Across the fields of business, non-profits, and the church, I’ve been in and around leadership circles for over 20 years now.  In my first experience leading a team, where I was responsible for a team of 20-25 people, hiring, training, and in some cases firing, I learned a lot of lessons – many in what not to do!

In the early 2000’s, I first heard a pastor named Bill Hybels teach on what to look for when you’re hiring a new team member. You can watch a six minute explanation by Bill of what he looks for:

I’ve used that list for nearly 15 years now.  Every time I’m looking for the next member of our team, I look for character, competency, chemistry, culture, and calling.  If one of those is not a good fit, that’s a red flag and we need to slow WAY down and look more closely at it.

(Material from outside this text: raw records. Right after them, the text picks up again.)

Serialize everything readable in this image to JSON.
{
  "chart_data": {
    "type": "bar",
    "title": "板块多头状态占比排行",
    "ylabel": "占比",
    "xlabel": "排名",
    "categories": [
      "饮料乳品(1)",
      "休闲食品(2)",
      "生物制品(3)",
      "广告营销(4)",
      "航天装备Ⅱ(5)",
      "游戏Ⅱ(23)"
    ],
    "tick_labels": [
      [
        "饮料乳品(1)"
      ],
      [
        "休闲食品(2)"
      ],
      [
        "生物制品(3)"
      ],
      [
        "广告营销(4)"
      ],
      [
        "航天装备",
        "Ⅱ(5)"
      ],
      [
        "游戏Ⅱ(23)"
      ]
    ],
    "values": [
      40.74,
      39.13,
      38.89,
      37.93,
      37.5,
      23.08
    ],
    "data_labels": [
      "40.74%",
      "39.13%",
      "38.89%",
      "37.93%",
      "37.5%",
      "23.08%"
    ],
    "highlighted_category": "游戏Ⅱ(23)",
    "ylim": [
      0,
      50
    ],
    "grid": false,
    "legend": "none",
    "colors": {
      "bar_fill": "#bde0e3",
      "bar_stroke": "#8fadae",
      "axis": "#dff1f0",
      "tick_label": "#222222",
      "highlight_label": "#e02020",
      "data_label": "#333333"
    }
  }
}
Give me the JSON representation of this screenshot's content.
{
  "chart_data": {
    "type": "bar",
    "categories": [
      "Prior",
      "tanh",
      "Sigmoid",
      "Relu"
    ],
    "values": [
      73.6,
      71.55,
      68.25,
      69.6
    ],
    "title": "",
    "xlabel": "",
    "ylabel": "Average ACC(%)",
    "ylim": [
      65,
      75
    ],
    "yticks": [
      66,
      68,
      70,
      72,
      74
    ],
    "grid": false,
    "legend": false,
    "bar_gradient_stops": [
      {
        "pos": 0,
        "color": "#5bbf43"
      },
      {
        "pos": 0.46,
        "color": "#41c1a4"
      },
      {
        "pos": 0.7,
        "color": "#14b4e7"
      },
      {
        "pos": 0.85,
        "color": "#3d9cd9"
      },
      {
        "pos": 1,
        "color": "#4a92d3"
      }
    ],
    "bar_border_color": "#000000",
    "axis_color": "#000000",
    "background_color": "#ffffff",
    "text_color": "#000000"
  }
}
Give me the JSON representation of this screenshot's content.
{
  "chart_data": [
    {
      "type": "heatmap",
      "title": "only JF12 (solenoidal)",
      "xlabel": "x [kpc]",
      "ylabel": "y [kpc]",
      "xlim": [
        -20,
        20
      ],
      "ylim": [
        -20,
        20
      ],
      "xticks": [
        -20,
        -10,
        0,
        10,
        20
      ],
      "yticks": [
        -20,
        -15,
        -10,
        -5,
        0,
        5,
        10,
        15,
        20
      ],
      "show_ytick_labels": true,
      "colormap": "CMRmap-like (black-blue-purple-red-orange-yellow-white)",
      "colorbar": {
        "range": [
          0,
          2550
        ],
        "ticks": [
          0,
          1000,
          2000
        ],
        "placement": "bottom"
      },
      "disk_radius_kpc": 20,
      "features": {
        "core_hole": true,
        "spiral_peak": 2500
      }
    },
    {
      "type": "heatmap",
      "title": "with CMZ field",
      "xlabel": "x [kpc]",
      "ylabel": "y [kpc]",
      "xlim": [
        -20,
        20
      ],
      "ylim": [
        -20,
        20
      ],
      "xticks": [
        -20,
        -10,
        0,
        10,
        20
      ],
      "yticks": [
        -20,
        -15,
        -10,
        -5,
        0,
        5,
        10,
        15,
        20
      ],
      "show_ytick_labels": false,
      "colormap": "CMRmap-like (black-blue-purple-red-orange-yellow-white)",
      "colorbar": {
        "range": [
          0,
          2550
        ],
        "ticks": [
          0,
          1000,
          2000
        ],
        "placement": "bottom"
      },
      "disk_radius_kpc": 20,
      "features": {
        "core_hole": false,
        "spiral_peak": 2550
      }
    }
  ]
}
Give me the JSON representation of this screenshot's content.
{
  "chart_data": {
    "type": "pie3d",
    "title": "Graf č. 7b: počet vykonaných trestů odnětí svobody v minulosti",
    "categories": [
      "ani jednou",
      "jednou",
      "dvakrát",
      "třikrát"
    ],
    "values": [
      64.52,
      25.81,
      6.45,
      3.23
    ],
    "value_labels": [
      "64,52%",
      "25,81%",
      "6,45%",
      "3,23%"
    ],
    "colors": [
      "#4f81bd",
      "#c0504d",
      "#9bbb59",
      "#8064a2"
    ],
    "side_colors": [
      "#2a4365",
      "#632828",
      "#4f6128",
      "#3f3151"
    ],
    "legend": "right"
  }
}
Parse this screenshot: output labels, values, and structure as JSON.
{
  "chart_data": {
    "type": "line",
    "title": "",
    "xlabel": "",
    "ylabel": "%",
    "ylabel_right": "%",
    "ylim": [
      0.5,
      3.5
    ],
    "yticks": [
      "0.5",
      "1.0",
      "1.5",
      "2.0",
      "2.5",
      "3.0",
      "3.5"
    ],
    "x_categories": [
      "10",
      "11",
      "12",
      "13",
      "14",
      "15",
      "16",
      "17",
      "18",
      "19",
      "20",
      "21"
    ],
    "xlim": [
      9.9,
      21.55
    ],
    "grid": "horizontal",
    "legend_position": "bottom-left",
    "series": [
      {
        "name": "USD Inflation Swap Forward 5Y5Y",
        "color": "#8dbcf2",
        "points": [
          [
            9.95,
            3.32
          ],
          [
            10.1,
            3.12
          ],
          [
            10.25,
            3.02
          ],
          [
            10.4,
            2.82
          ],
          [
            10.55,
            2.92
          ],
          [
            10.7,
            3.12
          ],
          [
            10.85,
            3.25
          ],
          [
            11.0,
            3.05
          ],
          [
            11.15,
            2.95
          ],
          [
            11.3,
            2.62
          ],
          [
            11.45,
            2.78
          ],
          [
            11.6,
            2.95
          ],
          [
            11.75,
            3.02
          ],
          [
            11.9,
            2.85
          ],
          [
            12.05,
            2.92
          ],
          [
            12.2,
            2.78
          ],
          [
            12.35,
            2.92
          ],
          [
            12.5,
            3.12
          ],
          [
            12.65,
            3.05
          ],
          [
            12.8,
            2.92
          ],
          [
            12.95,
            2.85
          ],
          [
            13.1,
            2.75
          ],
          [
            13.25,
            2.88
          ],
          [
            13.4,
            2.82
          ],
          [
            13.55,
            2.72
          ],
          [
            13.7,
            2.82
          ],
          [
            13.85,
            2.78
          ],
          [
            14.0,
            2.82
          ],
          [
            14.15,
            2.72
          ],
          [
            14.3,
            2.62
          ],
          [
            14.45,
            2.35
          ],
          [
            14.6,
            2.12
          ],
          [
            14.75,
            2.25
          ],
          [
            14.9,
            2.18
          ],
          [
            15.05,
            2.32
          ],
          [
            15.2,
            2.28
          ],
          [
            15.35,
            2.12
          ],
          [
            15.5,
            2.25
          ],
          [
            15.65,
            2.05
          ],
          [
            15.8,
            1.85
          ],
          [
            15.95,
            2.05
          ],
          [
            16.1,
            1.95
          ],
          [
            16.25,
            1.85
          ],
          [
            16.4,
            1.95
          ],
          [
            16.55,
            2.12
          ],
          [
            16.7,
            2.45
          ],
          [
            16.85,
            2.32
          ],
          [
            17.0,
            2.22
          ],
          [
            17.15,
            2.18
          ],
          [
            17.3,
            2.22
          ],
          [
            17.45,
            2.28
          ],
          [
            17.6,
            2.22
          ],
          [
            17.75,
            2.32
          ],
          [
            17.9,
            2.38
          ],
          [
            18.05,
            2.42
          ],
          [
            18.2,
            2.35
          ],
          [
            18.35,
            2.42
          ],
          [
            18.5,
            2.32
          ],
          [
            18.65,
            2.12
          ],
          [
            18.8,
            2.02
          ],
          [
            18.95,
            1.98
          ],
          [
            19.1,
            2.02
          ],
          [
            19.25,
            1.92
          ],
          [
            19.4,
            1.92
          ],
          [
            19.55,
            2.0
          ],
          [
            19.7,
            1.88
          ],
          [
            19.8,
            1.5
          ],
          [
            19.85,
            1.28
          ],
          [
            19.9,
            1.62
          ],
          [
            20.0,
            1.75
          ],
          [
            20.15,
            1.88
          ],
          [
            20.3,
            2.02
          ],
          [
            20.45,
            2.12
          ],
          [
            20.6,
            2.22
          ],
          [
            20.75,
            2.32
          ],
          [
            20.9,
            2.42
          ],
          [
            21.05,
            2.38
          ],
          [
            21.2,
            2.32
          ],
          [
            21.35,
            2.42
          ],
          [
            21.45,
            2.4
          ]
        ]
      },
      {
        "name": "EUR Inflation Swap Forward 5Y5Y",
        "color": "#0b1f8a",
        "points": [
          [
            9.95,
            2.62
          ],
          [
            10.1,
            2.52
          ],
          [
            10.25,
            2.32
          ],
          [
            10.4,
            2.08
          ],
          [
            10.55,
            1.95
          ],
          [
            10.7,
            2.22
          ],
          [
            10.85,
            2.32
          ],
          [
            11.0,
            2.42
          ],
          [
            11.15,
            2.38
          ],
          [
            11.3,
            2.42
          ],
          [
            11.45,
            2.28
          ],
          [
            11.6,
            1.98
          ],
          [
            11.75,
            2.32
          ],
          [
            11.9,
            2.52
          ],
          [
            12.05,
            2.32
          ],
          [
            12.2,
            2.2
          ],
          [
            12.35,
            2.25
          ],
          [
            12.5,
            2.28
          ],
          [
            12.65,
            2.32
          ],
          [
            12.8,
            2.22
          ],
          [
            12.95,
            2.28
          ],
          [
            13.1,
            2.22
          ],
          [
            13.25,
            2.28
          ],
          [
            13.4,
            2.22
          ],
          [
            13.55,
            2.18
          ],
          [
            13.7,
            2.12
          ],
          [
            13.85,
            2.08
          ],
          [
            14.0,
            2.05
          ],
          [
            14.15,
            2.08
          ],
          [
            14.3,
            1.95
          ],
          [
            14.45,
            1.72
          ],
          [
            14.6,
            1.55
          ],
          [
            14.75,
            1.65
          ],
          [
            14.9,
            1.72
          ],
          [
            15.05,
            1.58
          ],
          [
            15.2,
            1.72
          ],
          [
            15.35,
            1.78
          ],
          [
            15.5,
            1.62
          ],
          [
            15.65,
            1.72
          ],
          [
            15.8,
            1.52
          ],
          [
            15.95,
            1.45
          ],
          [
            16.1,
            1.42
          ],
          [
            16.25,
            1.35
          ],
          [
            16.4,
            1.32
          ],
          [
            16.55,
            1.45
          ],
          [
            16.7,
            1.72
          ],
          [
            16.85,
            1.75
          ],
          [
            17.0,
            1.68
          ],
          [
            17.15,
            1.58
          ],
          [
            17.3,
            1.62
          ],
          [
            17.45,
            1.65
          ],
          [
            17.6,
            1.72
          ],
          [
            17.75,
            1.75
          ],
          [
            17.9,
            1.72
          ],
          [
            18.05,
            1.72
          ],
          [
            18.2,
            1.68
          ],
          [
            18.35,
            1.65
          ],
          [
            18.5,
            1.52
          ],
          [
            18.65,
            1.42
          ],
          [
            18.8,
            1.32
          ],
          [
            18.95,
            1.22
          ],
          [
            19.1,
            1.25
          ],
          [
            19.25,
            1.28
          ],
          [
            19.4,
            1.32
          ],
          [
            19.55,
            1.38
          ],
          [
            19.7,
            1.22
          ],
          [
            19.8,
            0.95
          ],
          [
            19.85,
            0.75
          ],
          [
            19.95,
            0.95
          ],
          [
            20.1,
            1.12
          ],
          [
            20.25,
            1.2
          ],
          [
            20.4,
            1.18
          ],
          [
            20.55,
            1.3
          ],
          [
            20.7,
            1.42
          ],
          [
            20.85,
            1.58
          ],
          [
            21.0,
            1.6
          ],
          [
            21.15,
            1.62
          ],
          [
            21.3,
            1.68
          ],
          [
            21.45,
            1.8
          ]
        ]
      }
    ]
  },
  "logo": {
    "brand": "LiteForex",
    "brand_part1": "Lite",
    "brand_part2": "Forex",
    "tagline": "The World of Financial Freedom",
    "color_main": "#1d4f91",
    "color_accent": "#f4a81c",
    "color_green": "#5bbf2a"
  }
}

I can recall early in my leadership once making in incredibly poor hiring decision. At the time, I thought it was the right call, but it wasn’t even close. The employee was a poor culture fit for our organization, which I could have and should have recognized during the hiring process (which I should have taken MUCH longer with). The employment relationship didn’t even last four months.

I could have said, “Well, this person just didn’t work out. It’s their fault, and I’ll just try again, using the same hiring methodology I used the first time. “ But my goal was to see this as a learning moment, and to do that I had to systematically evaluate what had happened and “own” my contribution to this hiring failure. I evaluated the hiring process with fresh eyes, seeing where I should have paid attention to warning signs and comments during that process and not proceeded with the hire, especially at such a high speed.

I’ve heard it said many times: hire slow, fire fast.  I think there’s great wisdom in that, and I think if you do the first, you won’t have to do the second nearly as often.

What do you look for when you’re hiring a new team member?